Heute an Fronleichnam sind in den katholischen Orten zwar Ladengeschäfte und Gemeindeverwaltungen zu, die Post arbeitet jedoch und die vor 30 Jahren eingestellte katholische Zeitung «Aargauer Volksblatt» erschien jeweils. Wer frei hat – das ist auch in Baden-Württemberg der Fall – nutzt den Tag sehr oft, um in Basel, Brugg oder Zofingen «shoppen» zu gehen. Ein Tag, den die Ladenbesitzer in diesen Städten nicht missen möchten.
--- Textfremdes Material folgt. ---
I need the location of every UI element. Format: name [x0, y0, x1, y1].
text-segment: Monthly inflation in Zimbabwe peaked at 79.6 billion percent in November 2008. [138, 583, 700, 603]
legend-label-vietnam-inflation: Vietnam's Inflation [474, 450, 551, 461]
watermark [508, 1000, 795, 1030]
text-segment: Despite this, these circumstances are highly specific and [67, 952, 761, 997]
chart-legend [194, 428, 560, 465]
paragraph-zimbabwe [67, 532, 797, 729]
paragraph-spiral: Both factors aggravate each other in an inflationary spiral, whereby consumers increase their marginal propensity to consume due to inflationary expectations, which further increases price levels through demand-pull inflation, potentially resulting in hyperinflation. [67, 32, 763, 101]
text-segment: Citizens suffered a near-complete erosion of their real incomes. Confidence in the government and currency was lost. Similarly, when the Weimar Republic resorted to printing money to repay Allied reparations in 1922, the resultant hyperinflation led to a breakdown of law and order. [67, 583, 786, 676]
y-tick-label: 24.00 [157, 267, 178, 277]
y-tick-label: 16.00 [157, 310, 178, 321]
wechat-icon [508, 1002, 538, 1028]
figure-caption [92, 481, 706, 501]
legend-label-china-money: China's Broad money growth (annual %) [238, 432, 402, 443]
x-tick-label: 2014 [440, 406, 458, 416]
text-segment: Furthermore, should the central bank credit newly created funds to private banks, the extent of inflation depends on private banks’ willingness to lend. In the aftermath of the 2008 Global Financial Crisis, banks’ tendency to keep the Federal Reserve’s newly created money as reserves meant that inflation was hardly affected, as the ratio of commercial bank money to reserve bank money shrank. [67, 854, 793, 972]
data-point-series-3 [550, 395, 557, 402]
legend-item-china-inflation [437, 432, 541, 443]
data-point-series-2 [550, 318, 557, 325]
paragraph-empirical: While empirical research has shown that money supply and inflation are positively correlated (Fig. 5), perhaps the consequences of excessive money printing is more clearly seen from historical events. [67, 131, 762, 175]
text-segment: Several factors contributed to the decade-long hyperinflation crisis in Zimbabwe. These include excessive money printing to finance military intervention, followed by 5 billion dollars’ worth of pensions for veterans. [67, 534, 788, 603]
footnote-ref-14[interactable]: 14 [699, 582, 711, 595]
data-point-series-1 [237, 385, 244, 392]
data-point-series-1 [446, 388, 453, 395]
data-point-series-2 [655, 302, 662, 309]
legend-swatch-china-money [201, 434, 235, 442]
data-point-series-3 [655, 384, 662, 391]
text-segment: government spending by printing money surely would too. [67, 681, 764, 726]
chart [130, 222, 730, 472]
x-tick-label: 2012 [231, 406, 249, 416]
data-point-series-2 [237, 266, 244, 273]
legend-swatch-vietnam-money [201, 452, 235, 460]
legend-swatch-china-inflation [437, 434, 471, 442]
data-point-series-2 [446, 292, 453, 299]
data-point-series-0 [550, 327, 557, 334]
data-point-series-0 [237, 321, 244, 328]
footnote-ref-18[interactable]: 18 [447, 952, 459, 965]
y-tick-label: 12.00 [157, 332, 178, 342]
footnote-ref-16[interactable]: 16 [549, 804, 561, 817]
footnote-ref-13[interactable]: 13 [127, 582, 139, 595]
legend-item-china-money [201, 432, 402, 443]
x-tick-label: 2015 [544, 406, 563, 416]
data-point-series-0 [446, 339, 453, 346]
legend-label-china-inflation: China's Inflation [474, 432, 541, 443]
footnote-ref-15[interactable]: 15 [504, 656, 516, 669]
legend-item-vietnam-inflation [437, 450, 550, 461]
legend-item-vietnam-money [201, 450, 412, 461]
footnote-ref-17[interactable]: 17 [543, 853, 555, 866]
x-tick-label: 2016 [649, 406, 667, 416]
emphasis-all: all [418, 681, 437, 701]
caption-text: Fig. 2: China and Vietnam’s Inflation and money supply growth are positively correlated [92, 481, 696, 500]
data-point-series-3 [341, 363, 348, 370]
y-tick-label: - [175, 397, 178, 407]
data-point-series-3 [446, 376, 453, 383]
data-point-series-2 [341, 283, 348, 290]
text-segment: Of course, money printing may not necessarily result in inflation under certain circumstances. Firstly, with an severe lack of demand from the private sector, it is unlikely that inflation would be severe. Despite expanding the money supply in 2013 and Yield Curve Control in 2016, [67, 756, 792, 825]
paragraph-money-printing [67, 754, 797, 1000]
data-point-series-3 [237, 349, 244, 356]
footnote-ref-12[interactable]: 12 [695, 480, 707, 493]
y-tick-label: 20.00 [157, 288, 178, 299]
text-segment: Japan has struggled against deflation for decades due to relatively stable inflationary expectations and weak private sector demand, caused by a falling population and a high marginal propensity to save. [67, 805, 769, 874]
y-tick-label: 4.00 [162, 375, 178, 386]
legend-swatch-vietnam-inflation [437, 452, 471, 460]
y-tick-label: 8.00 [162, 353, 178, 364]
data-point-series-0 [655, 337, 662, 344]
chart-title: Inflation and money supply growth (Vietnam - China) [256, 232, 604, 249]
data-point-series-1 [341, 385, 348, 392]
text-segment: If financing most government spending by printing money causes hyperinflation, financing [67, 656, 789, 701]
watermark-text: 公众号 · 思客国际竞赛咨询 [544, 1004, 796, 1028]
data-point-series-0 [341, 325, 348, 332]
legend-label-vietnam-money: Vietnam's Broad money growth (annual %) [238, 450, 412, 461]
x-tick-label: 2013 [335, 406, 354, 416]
Der Name «Fronleichnam» stammt von «fron» (Herr), und «lichnam» (Leib) ab, weist also auf die Elemente der Eucharistie (das Abendmahl) hin. 1264 nahm Papst Urban IV. dieses Fest ins Kirchenjahr auf, 1317 bestimmte Papst Johannes XXII. den zweiten Donnerstag nach Pfingsten zum Festtag. Was wird gefeiert? Ein katholischer Kollege sagt: «Der Leib von Jesus Christus wird heute zu Brot und Wein.»
Gegenreformation
Wichtig wurde das Fest und die mit ihm verbundene Prozession erst nach dem Konzil von Trient, und zwar als eine antiprotestantische Demonstration der katholischen Auffassung, dass allein die römisch-katholische Kirche die Verfügung über die Eucharistie habe. Dazu muss man wissen, dass der deutsche Reformator Martin Luther Fronleichnam 1527 als «allerschädlichstes Jahresfest» bezeichnet hatte. Ihm fehle die biblische Grundlegung, weshalb die Prozessionen in den Augen Luthers Gotteslästerung waren.
Prozession
Seine Beliebtheit verdankt dieser Festtag vor allem der reich geschmückten Prozession, bei der die Elemente der Eucharistie durch die Strassen getragen werden. Ein Priester trägt bei der Prozession hoch erhoben die Monstranz, welche Hostien enthält – die Gemeinde geht hinterher. Mit unter dem «Himmel» genannten Baldachin wird der komplette Kirchenschatz der jeweiligen Gemeinde mitgetragen; Kleinodien aus Gold und Silber von grossem materiellem, aber auch von unschätzbarem kulturhistorischem Wert. An im Freien aufgebauten Altären macht die Prozession auf ihrem Zug durch die Gemeinde halt, es werden Fürbitten gebetet und der Priester erteilt den Teilnehmerinnen und Teilnehmern seinen Segen. Der Zug endet in der Kirche, wo ein feierlicher Gottesdienst begangen wird. Übrigens gibt es nicht nur für Fussgänger Fronleichnamsprozessionen. Am bayrischen Chiemsee und in Köln finden Schiffsprozessionen statt. Und im Freiamt wird Jahr für Jahr eine Art Prozession per Töff organisiert.